Le projet actuellement étudié répond avant tout à une préoccupation budgétaire. La Sécurité sociale étant confrontée à des déficits importants, l’exécutif souhaite réduire certaines « niches sociales ». L’épargne salariale bénéficie aujourd’hui d’un régime social plus favorable que le salaire classique, même si les salariés acquittent déjà la CSG et la CRDS dès le premier euro, les employeurs étant soumis au forfait social.
Parmi les pistes évoquées figure le maintien d’une exonération de cotisations sociales jusqu’à 3 000 euros par an et leur assujettissement au-delà. Le seuil serait apprécié séparément pour l’intéressement, la participation et l’abondement.
La deuxième solution serait la création d’une contribution d’assurance maladie, supportée à la fois par l’employeur et par le salarié sur les sommes supérieures à 3 000 euros. Pour les entreprises concernées, cette nouvelle contribution se substituerait au forfait social déjà acquitté au-delà de ce niveau. Dans les deux hypothèses, la CSG et la CRDS continueraient à être prélevées dès le premier euro.
L’exécutif considère que certaines entreprises peuvent privilégier l’intéressement, la participation ou l’abondement plutôt que des augmentations de salaire, ce qui réduit les recettes de cotisations. Il souligne également que les salariés des grandes entreprises et les salariés disposant des rémunérations les plus élevées sont davantage bénéficiaires de ces dispositifs. Cela est exact mais c’est au nom de la diffusion de l’épargne salariale que ces exonérations ont été instituées. En changeant de cap, le gouvernement risque de freiner la diffusion de l’épargne salariale et de rendre ce système encore plus complexe. Par ailleurs, l’épargne salariale constitue un vecteur important de partage de la valeur et donc d’accès des salariés aux bénéfices de leur entreprise. Les produits d’épargne salariale ont été conçus pour associer les salariés aux résultats de leur entreprise et favoriser la constitution d’une épargne longue.
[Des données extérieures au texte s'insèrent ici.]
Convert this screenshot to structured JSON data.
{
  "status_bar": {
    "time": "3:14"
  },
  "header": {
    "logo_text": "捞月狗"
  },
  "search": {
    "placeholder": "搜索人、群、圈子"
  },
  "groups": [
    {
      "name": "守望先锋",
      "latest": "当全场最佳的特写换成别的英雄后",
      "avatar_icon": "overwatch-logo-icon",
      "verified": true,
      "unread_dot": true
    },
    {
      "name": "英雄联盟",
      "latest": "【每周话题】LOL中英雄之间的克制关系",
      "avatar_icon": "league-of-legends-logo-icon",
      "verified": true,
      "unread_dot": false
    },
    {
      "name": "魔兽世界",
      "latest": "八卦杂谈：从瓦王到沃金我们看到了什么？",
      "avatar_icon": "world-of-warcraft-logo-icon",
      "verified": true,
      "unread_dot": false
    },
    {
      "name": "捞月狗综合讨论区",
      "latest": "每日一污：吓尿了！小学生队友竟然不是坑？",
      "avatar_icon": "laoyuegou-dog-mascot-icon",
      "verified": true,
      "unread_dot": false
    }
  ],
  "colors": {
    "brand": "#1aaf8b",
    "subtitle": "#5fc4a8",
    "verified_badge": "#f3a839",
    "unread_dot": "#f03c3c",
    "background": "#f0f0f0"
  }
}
En 2025, la collecte brute d’épargne salariale a atteint 23,4 milliards d’euros. La participation a représenté 6,3 milliards d’euros et l’intéressement 7,3 milliards. À eux seuls, ces deux mécanismes ont ainsi généré 59 % des flux, auxquels s’ajoutent 4,7 milliards d’euros d’abondement des entreprises.
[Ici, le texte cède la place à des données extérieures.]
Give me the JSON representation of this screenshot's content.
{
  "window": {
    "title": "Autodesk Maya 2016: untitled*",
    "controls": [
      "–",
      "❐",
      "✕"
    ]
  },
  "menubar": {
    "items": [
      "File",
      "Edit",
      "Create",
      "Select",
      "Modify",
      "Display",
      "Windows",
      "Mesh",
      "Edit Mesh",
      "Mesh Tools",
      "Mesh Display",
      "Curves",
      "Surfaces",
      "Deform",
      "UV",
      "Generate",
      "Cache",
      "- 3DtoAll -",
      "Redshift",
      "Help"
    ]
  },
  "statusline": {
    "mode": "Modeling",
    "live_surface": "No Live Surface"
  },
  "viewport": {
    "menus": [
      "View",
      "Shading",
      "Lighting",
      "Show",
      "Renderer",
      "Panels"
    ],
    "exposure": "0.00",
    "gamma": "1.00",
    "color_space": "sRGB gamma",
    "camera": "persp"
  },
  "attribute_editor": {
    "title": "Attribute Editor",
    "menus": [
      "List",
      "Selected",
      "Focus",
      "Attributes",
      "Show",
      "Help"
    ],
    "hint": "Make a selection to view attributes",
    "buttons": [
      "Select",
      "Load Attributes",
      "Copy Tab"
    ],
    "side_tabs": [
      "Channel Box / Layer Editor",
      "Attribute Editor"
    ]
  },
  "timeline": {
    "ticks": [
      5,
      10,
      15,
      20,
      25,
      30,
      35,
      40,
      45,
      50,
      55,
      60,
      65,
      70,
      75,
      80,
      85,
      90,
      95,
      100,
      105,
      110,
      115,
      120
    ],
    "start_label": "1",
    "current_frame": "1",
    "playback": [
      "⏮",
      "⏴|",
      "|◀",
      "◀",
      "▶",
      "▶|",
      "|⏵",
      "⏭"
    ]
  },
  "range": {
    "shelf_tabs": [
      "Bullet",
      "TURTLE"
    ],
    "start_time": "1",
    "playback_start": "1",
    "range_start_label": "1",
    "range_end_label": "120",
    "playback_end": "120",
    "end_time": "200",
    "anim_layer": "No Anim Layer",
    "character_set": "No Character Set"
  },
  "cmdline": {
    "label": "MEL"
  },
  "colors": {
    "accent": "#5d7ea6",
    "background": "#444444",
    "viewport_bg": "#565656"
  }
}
L’instauration d’une contribution sociale sur l’épargne salariale diminuerait le rendement net de ce placement.
Certaines entreprises pourraient diminuer leurs primes et abondements d’épargne salariale afin de rester en deçà du seuil de 3 000 euros, ce qui réduirait d’autant le rendement budgétaire.
L’épargne salariale constitue un important vecteur de financement des entreprises. Selon l’AFG, les actions représentent 64 % des titres détenus et les obligations d’entreprises 12 %. Au total, 76 % de l’épargne salariale finance directement les entreprises. Par ailleurs, 57 % des encours sont investis auprès d’émetteurs français et cette proportion atteint 66 % pour les investissements en actions. Les fonds d’actionnariat salarié représentaient 85 milliards d’euros fin 2025, en progression de 21,7 % en un an. Ces montants constituent une source de capital relativement stable pour les entreprises et contribuent également à rapprocher les salariés de leur entreprise.
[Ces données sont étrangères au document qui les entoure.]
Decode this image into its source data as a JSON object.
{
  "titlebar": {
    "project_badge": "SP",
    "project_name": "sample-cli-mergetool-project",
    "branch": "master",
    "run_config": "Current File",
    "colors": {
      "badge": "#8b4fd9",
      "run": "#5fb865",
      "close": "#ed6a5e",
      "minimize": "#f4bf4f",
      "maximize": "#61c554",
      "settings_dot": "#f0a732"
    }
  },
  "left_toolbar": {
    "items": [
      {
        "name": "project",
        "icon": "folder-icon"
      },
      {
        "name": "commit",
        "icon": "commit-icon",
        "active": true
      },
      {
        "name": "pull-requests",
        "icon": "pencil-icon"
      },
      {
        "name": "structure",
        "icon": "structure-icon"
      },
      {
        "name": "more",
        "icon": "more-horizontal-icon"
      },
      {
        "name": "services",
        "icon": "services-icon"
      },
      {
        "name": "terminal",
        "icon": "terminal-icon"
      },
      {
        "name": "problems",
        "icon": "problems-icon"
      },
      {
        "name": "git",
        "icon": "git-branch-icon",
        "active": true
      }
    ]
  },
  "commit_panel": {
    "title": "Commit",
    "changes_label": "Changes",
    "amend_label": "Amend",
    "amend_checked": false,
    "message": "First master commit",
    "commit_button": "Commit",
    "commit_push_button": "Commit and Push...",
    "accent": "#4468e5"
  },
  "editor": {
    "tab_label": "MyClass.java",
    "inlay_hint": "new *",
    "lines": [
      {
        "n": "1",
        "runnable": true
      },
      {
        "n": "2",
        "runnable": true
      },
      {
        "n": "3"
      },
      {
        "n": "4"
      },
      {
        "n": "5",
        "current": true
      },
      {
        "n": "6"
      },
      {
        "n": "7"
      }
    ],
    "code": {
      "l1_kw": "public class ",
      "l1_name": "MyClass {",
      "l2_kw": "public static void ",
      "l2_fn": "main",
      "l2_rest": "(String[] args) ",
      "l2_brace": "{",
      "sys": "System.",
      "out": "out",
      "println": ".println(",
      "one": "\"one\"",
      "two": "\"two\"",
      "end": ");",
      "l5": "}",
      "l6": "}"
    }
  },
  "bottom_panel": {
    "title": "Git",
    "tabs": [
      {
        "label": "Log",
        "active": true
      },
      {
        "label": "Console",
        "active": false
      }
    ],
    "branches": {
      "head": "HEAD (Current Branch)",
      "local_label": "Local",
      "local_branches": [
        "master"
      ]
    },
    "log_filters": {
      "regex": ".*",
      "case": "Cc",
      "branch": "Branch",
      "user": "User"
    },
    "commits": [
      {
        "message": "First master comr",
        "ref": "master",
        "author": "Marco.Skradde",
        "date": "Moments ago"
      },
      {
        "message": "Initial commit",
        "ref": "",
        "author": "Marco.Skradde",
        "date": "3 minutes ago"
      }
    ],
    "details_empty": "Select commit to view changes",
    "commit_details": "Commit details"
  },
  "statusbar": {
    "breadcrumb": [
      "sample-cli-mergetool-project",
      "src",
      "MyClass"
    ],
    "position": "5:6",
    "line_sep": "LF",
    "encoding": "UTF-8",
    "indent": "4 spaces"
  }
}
Depuis plusieurs années, la France comme l’Union européenne cherchent à mobiliser davantage l’épargne privée en faveur de l’investissement productif, de l’innovation, de la transition énergétique et de la défense. L’épargne salariale répond précisément à cet objectif.
Augmenter les prélèvements sur cette épargne au moment où les pouvoirs publics cherchent à favoriser l’investissement productif apparaît contreproductif et inutile.